Reviewed by Elloise Hopkins.

After all her ordeals in the Sun Queen Trials, it appears Lor has traded one prison for another, and after years of her imprisonment at his father’s hands, she now finds herself captive of the Aurora Prince. Does he want the same from her as Atlas did? Or even his father? Lor does not know, but she has strength, at least enough to keep her secrets. She will tell him nothing until she knows her brother and sister survived the prison riot on the day she was taken and are safe. There is one more thing playing on Lor’s mind. Why has the Aurora King not been to visit her since she returned to the kingdom?

Nadir is conflicted. Deceiving his father. Failing to find out why Atlas was so interested in Lor. She is proving to be the most infuriating puzzle he’s ever faced, yet Nadir cannot understand why his father locked her up in the first place. Nor can he understand why he is so drawn to her. She is only a mere human, after all.

Rule of the Aurora King grants Nadir a first-person point of view role in this instalment, allowing the reader a broader view of the key events, which are Lor’s continued exploration of who she is and her past and the developing relationship between these two primary characters.

In terms of who Lor is, without spoilers, in this second book, she is abruptly and openly very sure of her background, upbringing and the reason she was imprisoned by Nadir’s father. This is a sharp contrast to much of the first book, where Lor is portrayed as being innocent of her own story and entirely ignorant of the reason she ended up imprisoned. It is left to the reader to smooth over these contradictions and accept Lor’s new stance.

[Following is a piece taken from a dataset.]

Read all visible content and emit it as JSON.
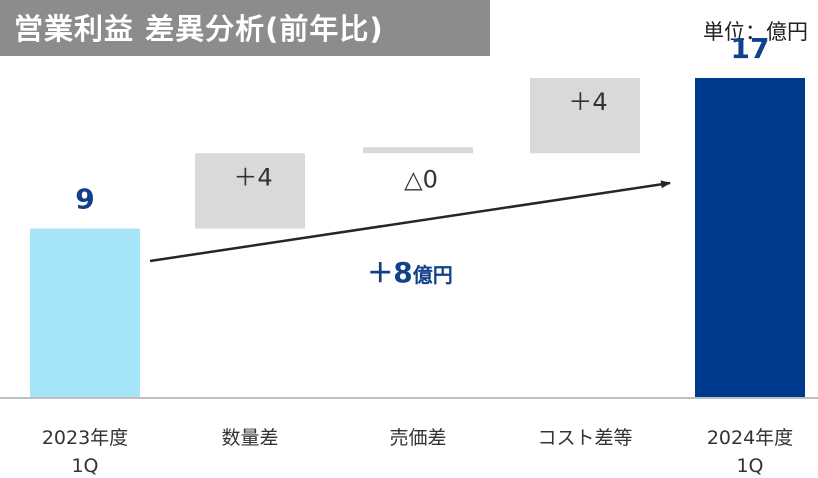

In terms of the narrative style and pace, this second in the series is very similar to the first, though we are granted some backstory chapters which provide a good insight into the reasons Atlas may have been interested in Lor. Worldbuilding is kept minimal, and Tuli has elevated the elements of erotic romance in the novel; crude expressions and expletives are heavily used in thought and dialogue to express character frustrations and emotions, leaving action to drive the narrative throughout. Readers will make up their own minds as to whether this style suits their preferred genre of romantic fantasy.